Neville, V., Mendl, M., Paul, E., Seriès, P., & Dayan, P. (2024). A primer on the use of computational modelling to investigate affective states, affective disorders and animal welfare in non-human animals. Cognitive, Affective and Behavioral Neuroscience, 24(2), 370-383. doi: 10.3758/s13415-023-01137-w.


引用: https://hdl.handle.net/21.11116/0000-000E-00FA-8
要旨
Objective measures of animal emotion-like and mood-like states are essential for preclinical studies of affective disorders and for assessing the welfare of laboratory and other animals.
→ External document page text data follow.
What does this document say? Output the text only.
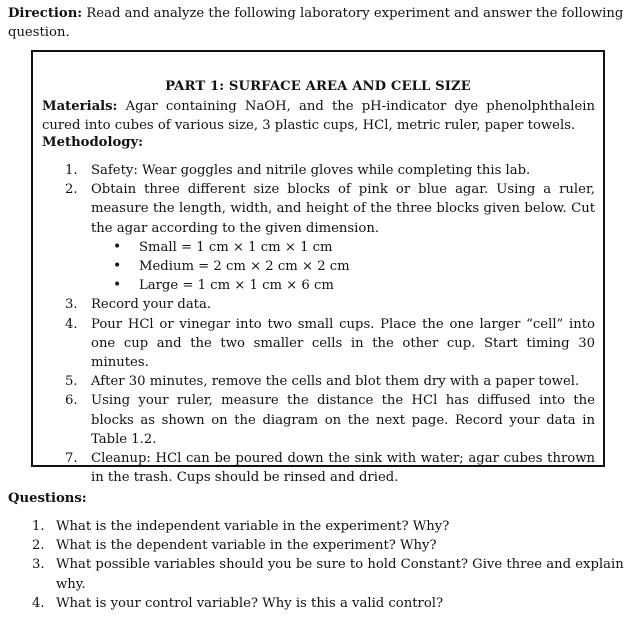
Direction: Read and analyze the following laboratory experiment and answer the following question.
PART 1: SURFACE AREA AND CELL SIZE
Materials: Agar containing NaOH, and the pH-indicator dye phenolphthalein cured into cubes of various size, 3 plastic cups, HCl, metric ruler, paper towels.
Methodology:
1. Safety: Wear goggles and nitrile gloves while completing this lab.
2. Obtain three different size blocks of pink or blue agar. Using a ruler, measure the length, width, and height of the three blocks given below. Cut the agar according to the given dimension.
• Small = 1 cm × 1 cm × 1 cm
• Medium = 2 cm × 2 cm × 2 cm
• Large = 1 cm × 1 cm × 6 cm
3. Record your data.
4. Pour HCl or vinegar into two small cups. Place the one larger “cell” into one cup and the two smaller cells in the other cup. Start timing 30 minutes.
5. After 30 minutes, remove the cells and blot them dry with a paper towel.
6. Using your ruler, measure the distance the HCl has diffused into the blocks as shown on the diagram on the next page. Record your data in Table 1.2.
7. Cleanup: HCl can be poured down the sink with water; agar cubes thrown in the trash. Cups should be rinsed and dried.
Questions:
1. What is the independent variable in the experiment? Why?
2. What is the dependent variable in the experiment? Why?
3. What possible variables should you be sure to hold Constant? Give three and explain why.
4. What is your control variable? Why is this a valid control?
However, the development and validation of measures of these affective states poses a challenge partly because the relationships between affect and its behavioural, physiological and cognitive signatures are complex. Here, we suggest that the crisp characterisations offered by computational modelling of the underlying, but unobservable, processes that mediate these signatures should provide better insights. Although this computational psychiatry approach has been widely used in human research in both health and disease, translational computational psychiatry studies remain few and far between. We explain how building computational models with data from animal studies could play a pivotal role in furthering our understanding of the aetiology of affective disorders, associated affective states and the likely underlying cognitive processes involved. We end by outlining the basic steps involved in a simple computational analysis.